To be able to say, “Something good is coming from the stable of Nigeria’s political class,” and mean it is not something most Nigerians, myself included, would have thought possible. Particularly not in the current – to put it mildly – chaotic political clime. Something good is, however, coming. Specifically, from the South West Governors’ Forum.

The Governors from the southwest geopolitical zone in a document submitted to members of the National Assembly, have made proposals as part of the ongoing review of the 1999 Constitution that holds great potential to poster inclusion that could alter the course of the nation for good if approved and diligently executed.

In the document titled, ‘Proposals for the Review of the Constitution of the Federal Republic of Nigeria 1999 (As Amended): Presentation by South-West Governors’ Forum’ and dated July 5, 2021, the governors sought amendments to the wordings of Section 14(4) in addition to other alterations that involves the conversion of the present six geopolitical zones into federating units.

Section 14 (4) presently reads, “The composition of the government of a state, a local government council, or any of the agencies of such government or council, and the conduct of the affairs of the government or council or such agencies shall be carried out in such manner as to recognise the diversity of the people within its area of authority and the need to promote a sense of belonging and loyalty among all the people of the federation.”

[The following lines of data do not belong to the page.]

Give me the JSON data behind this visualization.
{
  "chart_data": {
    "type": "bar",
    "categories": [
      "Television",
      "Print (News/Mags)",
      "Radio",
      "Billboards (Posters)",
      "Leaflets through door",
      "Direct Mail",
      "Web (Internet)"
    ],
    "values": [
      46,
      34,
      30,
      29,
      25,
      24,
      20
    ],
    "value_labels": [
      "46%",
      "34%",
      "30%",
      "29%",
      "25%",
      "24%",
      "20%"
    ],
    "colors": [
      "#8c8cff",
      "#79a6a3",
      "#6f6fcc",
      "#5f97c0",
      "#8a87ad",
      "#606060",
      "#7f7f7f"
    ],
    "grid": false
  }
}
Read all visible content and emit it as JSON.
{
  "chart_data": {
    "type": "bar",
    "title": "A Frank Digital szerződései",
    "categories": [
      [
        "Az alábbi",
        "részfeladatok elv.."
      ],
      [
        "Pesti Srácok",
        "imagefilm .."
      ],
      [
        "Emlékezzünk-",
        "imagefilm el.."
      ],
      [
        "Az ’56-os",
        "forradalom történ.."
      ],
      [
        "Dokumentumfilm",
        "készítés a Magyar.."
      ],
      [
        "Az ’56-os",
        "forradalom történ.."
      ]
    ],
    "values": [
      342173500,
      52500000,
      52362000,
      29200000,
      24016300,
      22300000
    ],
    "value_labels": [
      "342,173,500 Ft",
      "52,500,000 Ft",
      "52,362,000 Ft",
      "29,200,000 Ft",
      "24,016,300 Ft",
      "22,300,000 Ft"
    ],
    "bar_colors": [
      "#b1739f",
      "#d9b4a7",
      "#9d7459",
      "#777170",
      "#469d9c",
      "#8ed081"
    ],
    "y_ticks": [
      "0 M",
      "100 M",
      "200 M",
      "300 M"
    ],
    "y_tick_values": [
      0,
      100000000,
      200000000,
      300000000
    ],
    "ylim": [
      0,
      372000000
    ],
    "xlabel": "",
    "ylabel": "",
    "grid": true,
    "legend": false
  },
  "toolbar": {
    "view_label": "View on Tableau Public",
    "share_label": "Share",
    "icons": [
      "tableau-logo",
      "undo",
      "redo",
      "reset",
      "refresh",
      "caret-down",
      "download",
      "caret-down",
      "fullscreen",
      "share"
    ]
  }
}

The version the Governors propose reads, “The composition of the government of the federation or any of its agencies and the conduct of its affairs shall be carried out in such a manner as to reflect the federal character of Nigeria and the need to promote national unity, fair representation of individuals and groups and also command national loyalty, thereby ensuring that there shall be no predominance of a particular gender and also to command national loyalty, thereby ensuring that there shall be no predominance of persons from a few ethnic or other sectional groups in that government or in any of its agencies.”

The political space in Nigeria has been in dire need of gender-focused inclusion from independence till date. Despite making up about 49% of the population. Despite the critical role that women like Chief Margaret Ekpo, Funmilayo Ransome-Kuti, and Hajia Gambo Sawaba among others played in shaping Nigeria into the republic it is now, Nigeria remains one of the countries with the lowest rates of female representation in parliament across Africa.

As it stands, women’s representation in the House of Representatives is 5.5% and 5.8% in the Senate according to UN Women. Globally, Nigeria ranks 181st out of 193 countries.

This is a critical problem that calls for drastic action not only because of its inherent unfairness but also because of the palpable and directly harmful consequences that lack of adequate female representation presents for Nigerian women.

Laws that have the potential to improve the lives of women and girls in the country like the Gender and Equal Opportunities Bill, Violence Against Persons (Prohibition) (VAPP) Act among others, have historically faced blockade from the men-dominated upper and lower houses.

If approved, this proposed constitutional amendment will force critical inclusion of women, and the far-reaching economic, social, and cultural benefit for all – children, women as well as men – will be felt and seen in record time.

It now falls on all well-meaning Nigerians to push to see this particular amendment is achieved.